We can observe decision boundary with the first two components. comb_team_kddiff is an important variable that can identify if corresponding teams is lose or win.

In CS:GO, each maps will be played in maximum of 30 rounds. A team will win the maps if the teams won 16 rounds. Most of the time, the team wil win the round by eliminating all of the opponent players. kddiff here explains kill-death score difference after the match finished.

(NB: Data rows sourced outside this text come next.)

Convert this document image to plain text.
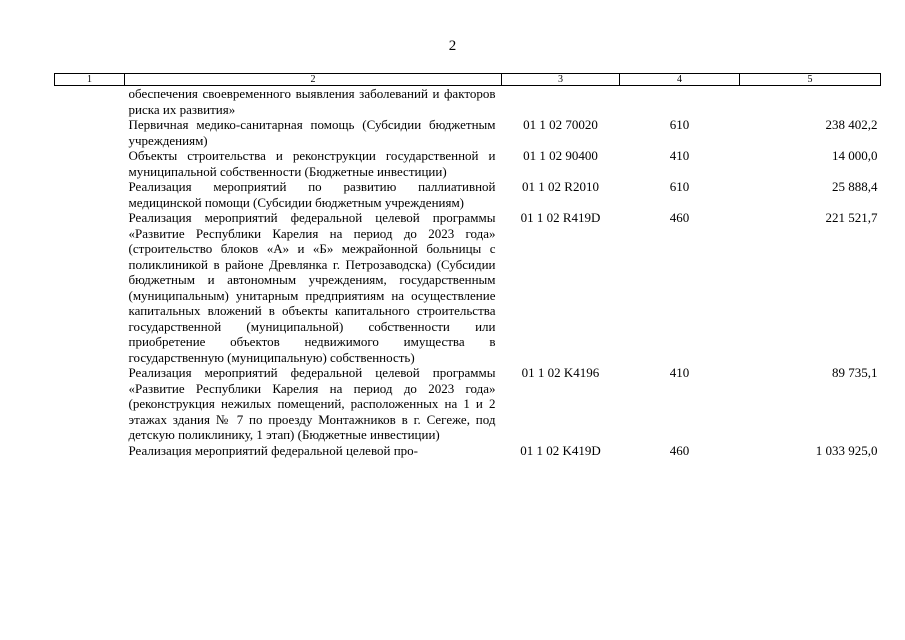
2
1	2	3	4	5
	обеспечения своевременного выявления заболеваний и факторов риска их развития»			
	Первичная медико-санитарная помощь (Субсидии бюджетным учреждениям)	01 1 02 70020	610	238 402,2
	Объекты строительства и реконструкции государственной и муниципальной собственности (Бюджетные инвестиции)	01 1 02 90400	410	14 000,0
	Реализация мероприятий по развитию паллиативной медицинской помощи (Субсидии бюджетным учреждениям)	01 1 02 R2010	610	25 888,4
	Реализация мероприятий федеральной целевой программы «Развитие Республики Карелия на период до 2023 года» (строительство блоков «А» и «Б» межрайонной больницы с поликлиникой в районе Древлянка г. Петрозаводска) (Субсидии бюджетным и автономным учреждениям, государственным (муниципальным) унитарным предприятиям на осуществление капитальных вложений в объекты капитального строительства государственной (муниципальной) собственности или приобретение объектов недвижимого имущества в государственную (муниципальную) собственность)	01 1 02 R419D	460	221 521,7
	Реализация мероприятий федеральной целевой программы «Развитие Республики Карелия на период до 2023 года» (реконструкция нежилых помещений, расположенных на 1 и 2 этажах здания № 7 по проезду Монтажников в г. Сегеже, под детскую поликлинику, 1 этап) (Бюджетные инвестиции)	01 1 02 K4196	410	89 735,1
	Реализация мероприятий федеральной целевой про-	01 1 02 K419D	460	1 033 925,0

That is why, team with more positive kddiff mostly won the maps, and PCA can notice the importance of this variable.

Neighbourhood Component Analysis#

Now let’s take a look at NCA. This is a supervised dimensionality reduction method, which involves using label for the dimensionality reduction algorithm.

from sklearn.neighbors import NeighborhoodComponentsAnalysis

# nca
nca = NeighborhoodComponentsAnalysis(n_components=2)
nca.fit(X_scaled, y)
X_transfd = nca.transform(X_scaled)
plot_df = pd.DataFrame(
    np.c_[X_transfd, y.reshape(-1, 1)],
    columns=['z1', 'z2', 'match_result']
    )
# component loadings
variables = {
    'team_rating_x': np.argwhere(X.columns == 'team_rating_x')[0][0],
    'team_rating_y': np.argwhere(X.columns == 'team_rating_y')[0][0],
    'comb_team_kddiff_x': np.argwhere(X.columns == 'comb_team_kddiff_x')[0][0],
    'comb_team_kddiff_y': np.argwhere(X.columns == 'comb_team_kddiff_y')[0][0],
    'comb_past_net_kddiff_x': np.argwhere(X.columns == 'comb_past_net_kddiff_x')[0][0],
    'comb_past_net_kddiff_y': np.argwhere(X.columns == 'comb_past_net_kddiff_y')[0][0]
    }
# plot result
fig, ax= plt.subplots(figsize=(10, 6))
sns.scatterplot(
    data=plot_df, x='z1', y='z2', hue='match_result',
    alpha=0.5, ax=ax
    )
scale_x =  np.ptp(plot_df.z1.values) / np.ptp(nca.components_[0])
scale_y = np.ptp(plot_df.z2.values) /  np.ptp(nca.components_[1])
for variable, index in variables.items():

    U = nca.components_[0][index] * scale_x * 0.5
    V = nca.components_[1][index] * scale_y * 0.5
    offset = 0.05 * V
    ax.quiver(
        0, 0, U, V, scale=1, angles='xy', scale_units='xy'
        )
    ax.text(
        U - 0.1, V + offset, s=variable 
        )
ax.set_xlabel('First Component')
ax.set_ylabel('Second Component')
ax.set_title('NCA\'s First Two Components')
plt.show()
Text(0.5, 1.0, "NCA's First Two Components")
_images/Supervised_Unsupervised_Dimensionality_Reduce_10_1.png

The decision boundary is obviously more clearer in the supervised dimensionality reduction. This is why NCA is best used with KNN classification.